Cibo, fertilizzanti e tecnologia vittime della crisi di Hormuz

Col prolungarsi del conflitto che investe il Golfo e il Medio Oriente, le conseguenze economiche si allargano anche al di là dell’aspetto energetico. Al centro vi sono petrolio, gas naturale e il quasi dimenticato elio, esportato dal Qatar come il gas naturale e impiegato per gli impianti medicali di risonanza magnetica e nell’industria high tech. Ma quanto sta avvenendo coinvolge le catene di approvvigionamento di molti beni e fa sentire i suoi effetti su vari settori. Basti pensare ai fertilizzanti, ai riflessi sulla produzione agricola e alimentare, alle migrazioni che inevitabilmente ogni crisi comporta, ai trasporti, allo shipping, alla logistica, al turismo, ai viaggi e alle crociere, fino al mondo delle assicurazioni, della sicurezza e della finanza.

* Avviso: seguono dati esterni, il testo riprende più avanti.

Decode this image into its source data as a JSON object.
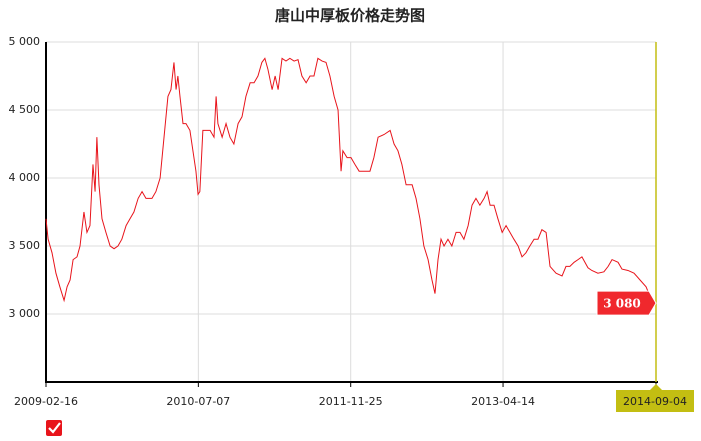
{
  "chart_data": {
    "type": "line",
    "title": "唐山中厚板价格走势图",
    "color": "#e8141b",
    "grid": true,
    "x": [
      "2009-02-16",
      "2009-02-23",
      "2009-03-08",
      "2009-03-21",
      "2009-04-03",
      "2009-04-17",
      "2009-04-27",
      "2009-05-07",
      "2009-05-17",
      "2009-05-30",
      "2009-06-09",
      "2009-06-22",
      "2009-07-02",
      "2009-07-12",
      "2009-07-22",
      "2009-07-29",
      "2009-08-04",
      "2009-08-11",
      "2009-08-21",
      "2009-09-03",
      "2009-09-17",
      "2009-09-30",
      "2009-10-13",
      "2009-10-26",
      "2009-11-09",
      "2009-11-22",
      "2009-12-05",
      "2009-12-19",
      "2010-01-01",
      "2010-01-14",
      "2010-02-03",
      "2010-02-16",
      "2010-03-02",
      "2010-03-15",
      "2010-03-28",
      "2010-04-07",
      "2010-04-17",
      "2010-04-24",
      "2010-04-30",
      "2010-05-07",
      "2010-05-17",
      "2010-05-27",
      "2010-06-09",
      "2010-06-19",
      "2010-06-29",
      "2010-07-06",
      "2010-07-12",
      "2010-07-22",
      "2010-08-01",
      "2010-08-15",
      "2010-08-28",
      "2010-09-04",
      "2010-09-10",
      "2010-09-24",
      "2010-10-07",
      "2010-10-20",
      "2010-11-02",
      "2010-11-16",
      "2010-11-29",
      "2010-12-12",
      "2010-12-26",
      "2011-01-08",
      "2011-01-21",
      "2011-02-03",
      "2011-02-13",
      "2011-02-23",
      "2011-03-09",
      "2011-03-19",
      "2011-03-29",
      "2011-04-11",
      "2011-04-24",
      "2011-05-07",
      "2011-05-21",
      "2011-06-03",
      "2011-06-16",
      "2011-06-30",
      "2011-07-13",
      "2011-07-26",
      "2011-08-08",
      "2011-08-22",
      "2011-09-04",
      "2011-09-17",
      "2011-10-01",
      "2011-10-14",
      "2011-10-24",
      "2011-10-30",
      "2011-11-13",
      "2011-11-26",
      "2011-12-09",
      "2011-12-23",
      "2012-01-08",
      "2012-01-28",
      "2012-02-10",
      "2012-02-24",
      "2012-03-15",
      "2012-04-04",
      "2012-04-17",
      "2012-04-30",
      "2012-05-13",
      "2012-05-27",
      "2012-06-16",
      "2012-06-29",
      "2012-07-12",
      "2012-07-25",
      "2012-08-08",
      "2012-08-21",
      "2012-08-31",
      "2012-09-10",
      "2012-09-20",
      "2012-09-30",
      "2012-10-13",
      "2012-10-26",
      "2012-11-09",
      "2012-11-22",
      "2012-12-05",
      "2012-12-19",
      "2013-01-01",
      "2013-01-14",
      "2013-01-27",
      "2013-02-10",
      "2013-02-20",
      "2013-03-02",
      "2013-03-15",
      "2013-03-28",
      "2013-04-11",
      "2013-04-24",
      "2013-05-07",
      "2013-05-20",
      "2013-06-03",
      "2013-06-16",
      "2013-06-29",
      "2013-07-12",
      "2013-07-26",
      "2013-08-08",
      "2013-08-21",
      "2013-09-04",
      "2013-09-17",
      "2013-10-07",
      "2013-10-27",
      "2013-11-09",
      "2013-11-22",
      "2013-12-06",
      "2013-12-19",
      "2014-01-01",
      "2014-01-21",
      "2014-02-03",
      "2014-02-23",
      "2014-03-15",
      "2014-03-29",
      "2014-04-11",
      "2014-05-01",
      "2014-05-14",
      "2014-06-03",
      "2014-06-23",
      "2014-07-13",
      "2014-08-02",
      "2014-08-15",
      "2014-09-04"
    ],
    "values": [
      3700,
      3550,
      3450,
      3300,
      3200,
      3100,
      3200,
      3250,
      3400,
      3420,
      3500,
      3750,
      3600,
      3650,
      4100,
      3900,
      4300,
      3950,
      3700,
      3600,
      3500,
      3480,
      3500,
      3550,
      3650,
      3700,
      3750,
      3850,
      3900,
      3850,
      3850,
      3900,
      4000,
      4300,
      4600,
      4650,
      4850,
      4650,
      4750,
      4600,
      4400,
      4400,
      4350,
      4200,
      4050,
      3880,
      3900,
      4350,
      4350,
      4350,
      4300,
      4600,
      4400,
      4300,
      4400,
      4300,
      4250,
      4400,
      4450,
      4600,
      4700,
      4700,
      4750,
      4850,
      4880,
      4800,
      4650,
      4750,
      4650,
      4880,
      4860,
      4880,
      4860,
      4870,
      4750,
      4700,
      4750,
      4750,
      4880,
      4860,
      4850,
      4750,
      4600,
      4500,
      4050,
      4200,
      4150,
      4150,
      4100,
      4050,
      4050,
      4050,
      4150,
      4300,
      4320,
      4350,
      4250,
      4200,
      4100,
      3950,
      3950,
      3850,
      3700,
      3500,
      3400,
      3250,
      3150,
      3400,
      3550,
      3500,
      3550,
      3500,
      3600,
      3600,
      3550,
      3650,
      3800,
      3850,
      3800,
      3850,
      3900,
      3800,
      3800,
      3700,
      3600,
      3650,
      3600,
      3550,
      3500,
      3420,
      3450,
      3500,
      3550,
      3550,
      3620,
      3600,
      3350,
      3300,
      3280,
      3350,
      3350,
      3380,
      3400,
      3420,
      3340,
      3320,
      3300,
      3310,
      3350,
      3400,
      3380,
      3330,
      3320,
      3300,
      3250,
      3200,
      3130,
      3080
    ],
    "xlim": [
      "2009-02-16",
      "2014-09-04"
    ],
    "xticks": [
      "2009-02-16",
      "2010-07-07",
      "2011-11-25",
      "2013-04-14",
      "2014-09-04"
    ],
    "ylim": [
      2500,
      5000
    ],
    "yticks": [
      {
        "value": 3000,
        "label": "3 000"
      },
      {
        "value": 3500,
        "label": "3 500"
      },
      {
        "value": 4000,
        "label": "4 000"
      },
      {
        "value": 4500,
        "label": "4 500"
      },
      {
        "value": 5000,
        "label": "5 000"
      }
    ],
    "annotations": [
      {
        "x": "2014-09-04",
        "value": 3080,
        "label": "3 080"
      }
    ]
  }
}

Alcuni comparti, per la loro rilevanza sociale e geopolitica, meritano un’attenzione particolare, a iniziare proprio da quelli alimentari e dai fertilizzanti agricoli essenziali, componenti importanti dei flussi di Hormuz.
Prezzi alimentari esplosi
I Paesi che si affacciano sul Golfo e che ospitano nel loro insieme circa 60 milioni di persone sono quasi completamente dipendenti dalle importazioni per molti prodotti, fra i quali riso (quasi l’80%), mais (90%), semi di soia (95%), oli vegetali (oltre il 90%), secondo i dati riportati dall’Institute for Public Policy Research di Londra. In Iran, in un anno, i prezzi dei beni alimentari sono aumentati mediamente del 40%. Nella regione, il prezzo del riso è salito di ben sette volte, quello delle lenticchie e dell’olio vegetale di tre volte. Se la crisi di Hormuz perdura, è probabile che il problema venga risolto con l’apertura di corridoi terrestri, che metterebbero tuttavia Turchia, Siria e Russia in condizione di controllare questi flussi vitali. L’Arabia Saudita, parzialmente al riparo in quanto importa prevalentemente dai porti del Mar Rosso, potrebbe trovarsi a fare i conti con la minaccia degli Houthi yemeniti alla porta sud del Bab el-Mandeb.
Anche per il comparto dei fertilizzanti agricoli gli operatori avevano puntato sui Paesi del Golfo allo scopo di sopperire alle perdite di forniture causate dalla crisi russo-ucraina e alle restrizioni all’export imposte da Pechino. Circa un quarto della produzione mondiale di fertilizzanti passa dallo Stretto di Hormuz e il blocco ha causato impennate dei prezzi a due cifre.
Manca acqua e pane
I Paesi del Medio Oriente, del Golfo e del Nord Africa sono i maggiori consumatori al mondo di alimenti a base di grano e, come la storia ha dimostrato, ogni sconvolgimento nell’offerta può determinare gravi turbolenze sociali. In situazioni critiche versano da anni Paesi quali il Sudan, altre aree africane e lo Yemen. All’insicurezza alimentare si aggiunge il problema dell’acqua, con gli attacchi che hanno preso di mira impianti di desalinizzazione in Bahrain e in Arabia Saudita, complessi fondamentali per assicurare la fornitura di acqua potabile a oltre 100 milioni di persone.
Oggi si può parlare quindi di weaponization, cioè di uso strategico non solo delle fonti energetiche e di materie prime sensibili, ma anche di beni vitali quali cibo e acqua.
La crisi del Golfo non risparmia neppure i settori tecnologici: droni hanno colpito data center commerciali e impianti di Amazon negli Emirati e in Bahrain, determinando l’interruzione di vari servizi digitali, inclusi quelli di alcune banche, ed evidenziando la vulnerabilità di queste strutture, fra cui i supercomputer dai costi stratosferici e delle basi stesse su cui poggia l’intelligenza artificiale. Un’altra vittima della weaponization in corso potrebbe essere il petrodollaro, visto l’accordo fra Iran e Cina, suo principale cliente, che consente il passaggio delle petroliere dal fatidico stretto purché la negoziazione avvenga in yuan.
Questa mossa di Teheran viene vista dagli operatori come un’iniziativa dalla forte valenza geopolitica, al di là dei suoi aspetti tecnici.
Una strategia centrata sul «petroyuan» contribuirebbe al processo di dedollarizzazione e, cosa non trascurabile, renderebbe più facile eludere, o rendere meno applicabili, le sanzioni occidentali, i congelamenti di fondi e le altre penalizzazioni decise da Washington e da Bruxelles. Peraltro, già il mercato energetico di altri importanti Paesi, quali l’India, si indirizza verso l’utilizzo di valute diverse dal biglietto verde. Non mancano neppure forme di «ritorno all’antico», come baratti e pagamenti in oro.